Tokyo stocks opened higher on Tuesday, helped by a cheaper yen against the dollar and gains in other Asian markets.
The benchmark Nikkei 225 index was up 0.33 percent or 91.39 points at 27,911.43 in early trade, while the broader Topix index gained 0.31 percent or 6.05 points to 1,935.39, reports BSS.
“Following a mixed performance by US shares, the cheaper yen and gains by Chinese shares are seen supporting the Japanese market,” senior strategist Yoshihiro Ito of Okasan Online Securities said in a note.
The dollar fetched 110.31 yen in early Asian trade, against 110.35 yen in New York late Monday and 109.82 yen in Tokyo on Friday.
The Japanese market was closed on Monday for a national holiday.
The market’s focus includes “corporate earnings reports due this week,” said market strategist Shuji Hosoi of Daiwa Securities in a commentary.

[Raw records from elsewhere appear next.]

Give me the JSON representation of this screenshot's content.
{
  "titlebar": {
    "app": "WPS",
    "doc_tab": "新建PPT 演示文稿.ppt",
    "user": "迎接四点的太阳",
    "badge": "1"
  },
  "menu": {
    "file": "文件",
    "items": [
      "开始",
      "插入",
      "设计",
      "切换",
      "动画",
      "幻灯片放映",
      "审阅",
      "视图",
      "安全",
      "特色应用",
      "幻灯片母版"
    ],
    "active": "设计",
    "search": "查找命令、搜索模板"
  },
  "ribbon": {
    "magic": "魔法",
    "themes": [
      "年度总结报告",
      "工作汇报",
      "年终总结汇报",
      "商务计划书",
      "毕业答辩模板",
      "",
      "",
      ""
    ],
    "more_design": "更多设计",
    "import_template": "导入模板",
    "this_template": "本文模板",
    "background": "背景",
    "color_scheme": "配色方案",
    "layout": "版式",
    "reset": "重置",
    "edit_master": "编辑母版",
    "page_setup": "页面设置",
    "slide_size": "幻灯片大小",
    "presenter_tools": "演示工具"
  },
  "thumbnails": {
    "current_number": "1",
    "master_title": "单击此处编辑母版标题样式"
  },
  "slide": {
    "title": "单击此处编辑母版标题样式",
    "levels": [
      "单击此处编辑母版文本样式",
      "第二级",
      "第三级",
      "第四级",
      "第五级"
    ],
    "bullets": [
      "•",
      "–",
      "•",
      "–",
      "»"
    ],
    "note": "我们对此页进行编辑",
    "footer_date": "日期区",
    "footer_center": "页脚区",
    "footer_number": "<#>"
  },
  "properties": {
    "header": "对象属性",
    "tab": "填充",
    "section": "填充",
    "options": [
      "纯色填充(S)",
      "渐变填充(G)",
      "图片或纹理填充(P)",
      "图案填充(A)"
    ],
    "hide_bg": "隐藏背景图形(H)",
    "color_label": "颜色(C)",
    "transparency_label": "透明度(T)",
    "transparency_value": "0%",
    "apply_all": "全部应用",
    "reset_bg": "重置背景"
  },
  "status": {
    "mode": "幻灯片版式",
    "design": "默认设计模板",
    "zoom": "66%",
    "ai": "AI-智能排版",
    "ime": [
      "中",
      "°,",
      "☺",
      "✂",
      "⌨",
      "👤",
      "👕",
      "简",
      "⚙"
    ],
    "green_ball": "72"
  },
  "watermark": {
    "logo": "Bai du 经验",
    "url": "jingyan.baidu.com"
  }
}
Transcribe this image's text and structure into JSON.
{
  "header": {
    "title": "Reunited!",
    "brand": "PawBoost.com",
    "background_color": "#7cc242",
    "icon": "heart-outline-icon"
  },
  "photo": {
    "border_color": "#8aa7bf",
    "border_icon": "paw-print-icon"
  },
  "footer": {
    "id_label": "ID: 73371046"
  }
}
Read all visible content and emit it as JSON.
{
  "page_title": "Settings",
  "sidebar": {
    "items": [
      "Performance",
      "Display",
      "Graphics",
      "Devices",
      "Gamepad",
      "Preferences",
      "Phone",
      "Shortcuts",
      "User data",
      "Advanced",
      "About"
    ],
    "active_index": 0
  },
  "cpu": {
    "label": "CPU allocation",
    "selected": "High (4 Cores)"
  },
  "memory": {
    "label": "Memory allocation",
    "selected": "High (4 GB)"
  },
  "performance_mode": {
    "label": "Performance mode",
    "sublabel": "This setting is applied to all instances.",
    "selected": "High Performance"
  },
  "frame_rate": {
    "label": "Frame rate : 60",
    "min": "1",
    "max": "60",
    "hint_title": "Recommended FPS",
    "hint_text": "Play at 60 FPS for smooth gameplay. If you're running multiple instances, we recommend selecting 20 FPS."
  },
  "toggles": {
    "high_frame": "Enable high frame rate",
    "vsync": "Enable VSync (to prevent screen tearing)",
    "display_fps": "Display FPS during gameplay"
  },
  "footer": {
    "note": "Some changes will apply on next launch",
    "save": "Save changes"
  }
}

“Except for SoftBank Group, many are expected to report increased profits,” he said, adding traders “may need to pay attention to the environment for SoftBank Group’s mainstay investment fund business.”
SoftBank Group was up 1.37 percent at 6,863 yen ahead of its first-quarter earnings report due after market close.
Among other major shares, shipping firm Nippon Yusen was up 1.87 percent at 7,900 yen and Nippon Steel was up 0.85 percent at 2,132.5 yen, but Sony was down 2.58 percent at 11,105 yen and game giant Nintendo was down 2.92 percent at 50,980 yen.
On Wall Street, the benchmark Dow ended down 0.3 percent at 35,101.85 and the broad-based S&P slipped 0.1 percent but the tech-rich Nasdaq closed up 0.2 percent.